Restoration of a deregistered company

It is essential to determine for a request to return the corporation to the court. An appeal for the restitution of your business should be submitted to the Court of First Instance. To be considered for administrative restoration, the name of the company must have been deleted from the List of Corporations and the company must have been dissolved as a result.

Those are the conditions of a dissolved organization for administrative restoration:

  • At the time the name was struck off the corporation was functioning or carrying on operations.
  • The Government has indicated that it has no opposition to the restoration whether the corporation has any immovable property in Hong Kong that has been vested in the Government as bona vacantia.
  • The company must update the business documents held by the Companies Registry

Additional reasons for business deregistration in Hong Kong

1. Annual Returns requirements

It must be noticed that before your company is fully deregistered, your Hong Kong firm must still meet all legal criteria under the Companies Ordinance. To put it plainly, you will have to keep your liabilities despite making the deregistration request for:

  • Notifying the Companies Registry of the status of the registered office address if any modifications arise. In this case, to record the modifications, a Form NR1 should be sent.
  • Annual Returns Filing;
  • Giving notification of modifications to the business secretary and director(s) and their registration details. In this case, to record the modifications, a Form ND2B should be delivered.

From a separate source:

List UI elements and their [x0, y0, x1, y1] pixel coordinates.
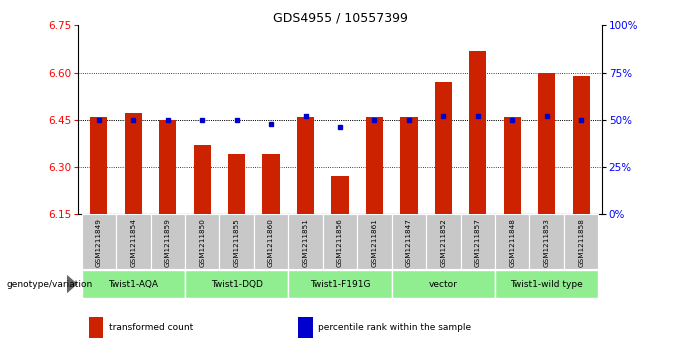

Notice that any organization in Hong Kong that fails to meet its contractual responsibilities must be subject to civil fines. To guarantee that the deregistration process works seamlessly, ensure that you are properly aware of all liabilities and related procedures.

2. Disposal of company property

Make sure you have completed the disposal of your business property acceptably before sending the application for your HK company deregistration to the competent authority.

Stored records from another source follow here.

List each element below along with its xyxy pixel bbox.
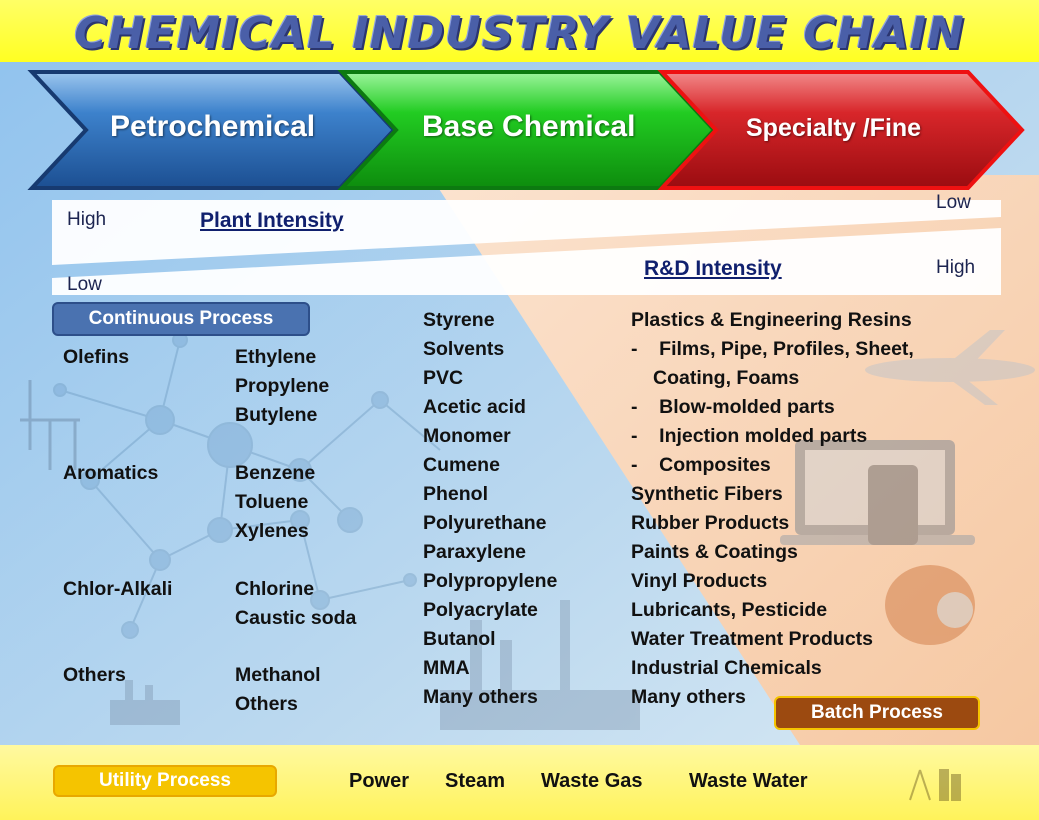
item-xylenes: Xylenes	[235, 520, 309, 542]
batch-process-badge: Batch Process	[774, 696, 980, 730]
group-name-others: Others	[63, 664, 126, 686]
petrochemical-group-items: Ethylene Propylene Butylene Benzene Tolu…	[235, 343, 356, 719]
list-item: - Composites	[631, 454, 771, 476]
rd-intensity-high: High	[936, 257, 976, 278]
list-item: Acetic acid	[423, 396, 526, 418]
item-ethylene: Ethylene	[235, 346, 317, 368]
list-item: Butanol	[423, 628, 496, 650]
utility-item-power: Power	[349, 770, 410, 792]
list-item: Many others	[631, 686, 746, 708]
list-item: Paraxylene	[423, 541, 526, 563]
utility-item-steam: Steam	[445, 770, 506, 792]
plant-intensity-low: Low	[936, 192, 971, 213]
oil-rig-decoration	[20, 380, 80, 470]
list-item: Lubricants, Pesticide	[631, 599, 828, 621]
list-item: Solvents	[423, 338, 505, 360]
list-item: Vinyl Products	[631, 570, 768, 592]
devices-decoration	[780, 440, 975, 545]
list-item: Synthetic Fibers	[631, 483, 783, 505]
list-item: Polyurethane	[423, 512, 547, 534]
rd-intensity-label: R&D Intensity	[644, 257, 782, 280]
list-item: Paints & Coatings	[631, 541, 798, 563]
chevron-specialty	[657, 70, 1025, 190]
list-item: Styrene	[423, 309, 495, 331]
item-methanol: Methanol	[235, 664, 321, 686]
item-butylene: Butylene	[235, 404, 318, 426]
paint-can-decoration	[885, 565, 975, 645]
petrochemical-group-names: Olefins Aromatics Chlor-Alkali Others	[63, 343, 172, 690]
plant-intensity-high: High	[67, 209, 107, 230]
list-item: Many others	[423, 686, 538, 708]
group-name-aromatics: Aromatics	[63, 462, 159, 484]
list-item: Plastics & Engineering Resins	[631, 309, 912, 331]
group-name-olefins: Olefins	[63, 346, 130, 368]
list-item: Polyacrylate	[423, 599, 538, 621]
list-item: Industrial Chemicals	[631, 657, 822, 679]
rd-intensity-low: Low	[67, 274, 102, 295]
rd-intensity-wedge	[52, 228, 1001, 295]
base-chemicals-list: Styrene Solvents PVC Acetic acid Monomer…	[423, 306, 557, 712]
list-item: Polypropylene	[423, 570, 558, 592]
list-item: Water Treatment Products	[631, 628, 873, 650]
item-chlorine: Chlorine	[235, 578, 315, 600]
item-propylene: Propylene	[235, 375, 330, 397]
list-item: PVC	[423, 367, 464, 389]
utility-process-badge: Utility Process	[53, 765, 277, 797]
item-benzene: Benzene	[235, 462, 316, 484]
item-caustic-soda: Caustic soda	[235, 607, 357, 629]
utility-item-waste-water: Waste Water	[689, 770, 808, 792]
list-item: - Injection molded parts	[631, 425, 868, 447]
list-item: Monomer	[423, 425, 511, 447]
list-item: Phenol	[423, 483, 489, 505]
stage-label-specialty: Specialty /Fine	[746, 114, 922, 142]
continuous-process-badge: Continuous Process	[52, 302, 310, 336]
power-plant-decoration	[909, 769, 961, 801]
list-item: Rubber Products	[631, 512, 790, 534]
factory-decoration	[110, 600, 640, 730]
airplane-decoration	[865, 330, 1035, 405]
molecule-network-decoration	[53, 332, 441, 639]
plant-intensity-wedge	[52, 200, 1001, 265]
list-item: - Films, Pipe, Profiles, Sheet,	[631, 338, 914, 360]
item-toluene: Toluene	[235, 491, 309, 513]
list-item: Cumene	[423, 454, 500, 476]
list-item: Coating, Foams	[653, 367, 800, 389]
utility-item-waste-gas: Waste Gas	[541, 770, 643, 792]
stage-label-base-chemical: Base Chemical	[422, 110, 636, 143]
list-item: - Blow-molded parts	[631, 396, 835, 418]
list-item: MMA	[423, 657, 470, 679]
item-others: Others	[235, 693, 298, 715]
plant-intensity-label: Plant Intensity	[200, 209, 344, 232]
specialty-products-list: Plastics & Engineering Resins - Films, P…	[631, 306, 914, 712]
group-name-chlor-alkali: Chlor-Alkali	[63, 578, 173, 600]
stage-label-petrochemical: Petrochemical	[110, 110, 316, 143]
page-title: CHEMICAL INDUSTRY VALUE CHAIN	[74, 8, 965, 59]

All the property of the corporation, the credit balance in the business bank accounts, landed property, or registered vehicles, to name a few would be called bona vacantia in compliance with the Hong Kong regulations. All of these properties must be retained by the Special Administrative Area of the Hong Kong Government upon the breakup of your corporation.

Conclusion

In short, Hong Kong company deregistration is a very common business option when it comes to how to close a company cheaply, efficiently, and easily. Remember, though, that there are also certain such requirements that you can take into consideration for the eligibility of applicants. As per the request of the Hong Kong Government, it is also necessary to understand a structured method of dissolving your company through deregistration, along with some legislative obligations involved.